69 pregnant cows die after horror transport: driver "could cry"
Brandenburg/Turkey - Traumatic weeks for two German livestock transport drivers: due to communication complications at a national border, the two drivers and their 69 pregnant cows have to wait helplessly. Until the first animals die and the survivors are euthanized.
ATTENTION, traumatic descriptions!
When the two trucks set off for Turkey from southern Brandenburg on September 12, 2024, Heinrich A. and his colleague have no idea what is about to happen to them. They are to routinely transport pregnant cows to Turkey for milk production.
After crossing the Czech Republic, Slovakia, Hungary, Romania and Bulgaria, the convoy makes a forced stop at the Turkish border after 1900 kilometers. The reason: Brandenburg is considered an epidemic area and the cows are tested for the contagious bluetongue disease. Although all the four-legged friends are negative, they cannot continue. And a return to the EU is also out of the question.
"We were in no man's land," recalls Heinrich. "It was a terminal with five-metre-high concrete walls, a three-metre-high fence on top and cameras in every corner." Even the drivers were not allowed to leave the customs area. Why? They don't know. They pay for the food for the cows caught on the truck themselves after a few days.
They hope for a positive end. But that is not to be. Much worse: it is supposed to be a traumatizing experience.

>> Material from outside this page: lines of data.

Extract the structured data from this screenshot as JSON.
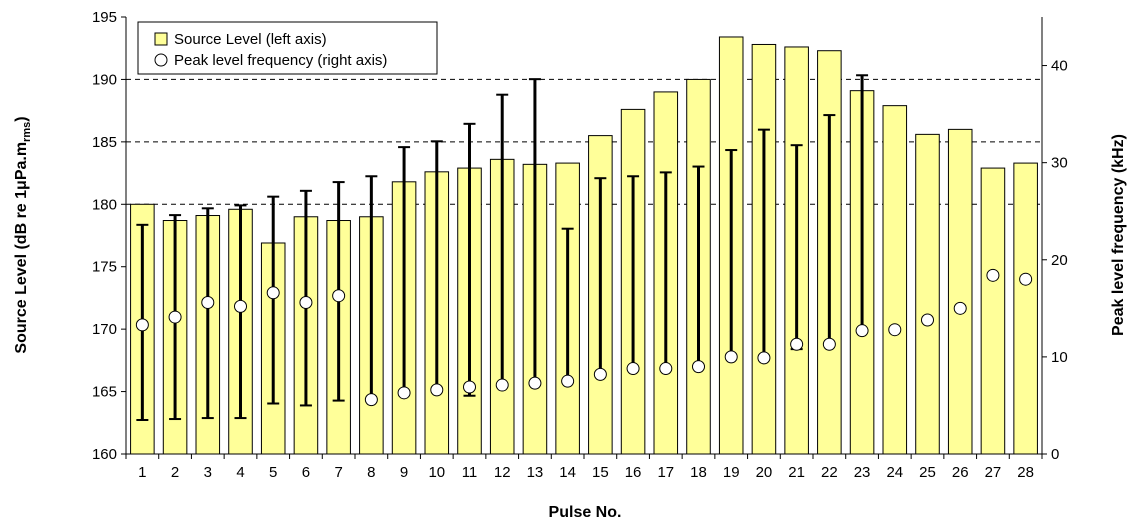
{
  "chart_data": {
    "type": "bar",
    "xlabel": "Pulse No.",
    "ylabel": "Source Level (dB re 1μPa.m",
    "ylabel_sub": "rms",
    "ylabel_tail": ")",
    "y2label": "Peak level frequency (kHz)",
    "categories": [
      "1",
      "2",
      "3",
      "4",
      "5",
      "6",
      "7",
      "8",
      "9",
      "10",
      "11",
      "12",
      "13",
      "14",
      "15",
      "16",
      "17",
      "18",
      "19",
      "20",
      "21",
      "22",
      "23",
      "24",
      "25",
      "26",
      "27",
      "28"
    ],
    "ylim": [
      160,
      195
    ],
    "yticks": [
      160,
      165,
      170,
      175,
      180,
      185,
      190,
      195
    ],
    "y2lim": [
      0,
      45
    ],
    "y2ticks": [
      0,
      10,
      20,
      30,
      40
    ],
    "grid": "dashed horizontal at 180, 185, 190",
    "grid_lines": [
      180,
      185,
      190
    ],
    "legend_position": "top-left",
    "series": [
      {
        "name": "Source Level (left axis)",
        "axis": "left",
        "kind": "bar",
        "values": [
          180.0,
          178.7,
          179.1,
          179.6,
          176.9,
          179.0,
          178.7,
          179.0,
          181.8,
          182.6,
          182.9,
          183.6,
          183.2,
          183.3,
          185.5,
          187.6,
          189.0,
          190.0,
          193.4,
          192.8,
          192.6,
          192.3,
          189.1,
          187.9,
          185.6,
          186.0,
          182.9,
          183.3
        ]
      },
      {
        "name": "Peak level frequency (right axis)",
        "axis": "right",
        "kind": "points",
        "values": [
          13.3,
          14.1,
          15.6,
          15.2,
          16.6,
          15.6,
          16.3,
          5.6,
          6.3,
          6.6,
          6.9,
          7.1,
          7.3,
          7.5,
          8.2,
          8.8,
          8.8,
          9.0,
          10.0,
          9.9,
          11.3,
          11.3,
          12.7,
          12.8,
          13.8,
          15.0,
          18.4,
          18.0
        ],
        "error_low": [
          3.5,
          3.6,
          3.7,
          3.7,
          5.2,
          5.0,
          5.5,
          null,
          null,
          null,
          6.0,
          null,
          null,
          null,
          null,
          null,
          null,
          null,
          null,
          null,
          10.8,
          null,
          null,
          null,
          null,
          null,
          null,
          null
        ],
        "error_high": [
          23.6,
          24.6,
          25.3,
          25.6,
          26.5,
          27.1,
          28.0,
          28.6,
          31.6,
          32.2,
          34.0,
          37.0,
          38.6,
          23.2,
          28.4,
          28.6,
          29.0,
          29.6,
          31.3,
          33.4,
          31.8,
          34.9,
          39.0,
          null,
          null,
          null,
          null,
          null
        ]
      }
    ]
  },
  "legend": {
    "bar_label": "Source Level (left axis)",
    "point_label": "Peak level frequency (right axis)"
  },
  "colors": {
    "bar_fill": "#FFFF99",
    "bar_stroke": "#000000",
    "point_fill": "#FFFFFF",
    "grid": "#000000"
  }
}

Animal transport documentary (ZDF): "What they did to the animals and to us is not so easy to process"
Following a tip-off from animal rights activists, a camera team arrives in the customs area on October 11, 29 days after departure. What they see is gruesome: thirsty and exhausted animals standing inches deep in their excrement. Some have already given birth to calves that are lying on the ground out of weakness. "I can't handle it very well, I could cry," says Heinrich, looking through the bars.
Sometimes the mother cows are allowed into a barn, but have to leave again because of the stench and the flies - back onto the semitrailers. After a month, the first animals die, trampled deeper and deeper into the muddy faeces by those still alive. A disgusting sight that the drivers have to watch helplessly.
"What they did to the animals and us is not so quick or easy to process. We looked after the animals from morning to night and no help came from anyone," says Heinrich sadly.
After a few more days, the trucks set off. They go to a slaughterhouse where the live animals are unloaded and euthanized. The cows that have already died at this point are pulled out of the trucks onto a garbage dump. As one of them is still breathing despite hours of struggling to survive, it has to be anaesthetized and then killed.
Driver Heinrich: "I still wake up at night and ask myself whether it all had to be like this"
Heinrich has to wrap one rope after another around the legs of the cadavers, getting into his completely filthy truck again and again. A lasting experience: "I still wake up at night and ask myself whether it all had to be like this."
Irene Weiersmüller from Animals Angels e.V., who is also on site and always hopes for a positive outcome, hopes "that this case, as bad as it was, can do something to prevent something like this from happening."
The documentary - beware, with some disturbing footage - will be shown on ZDF on Tuesday (November 26) from 10.15 pm. It is now available inthe ZDFmediathek.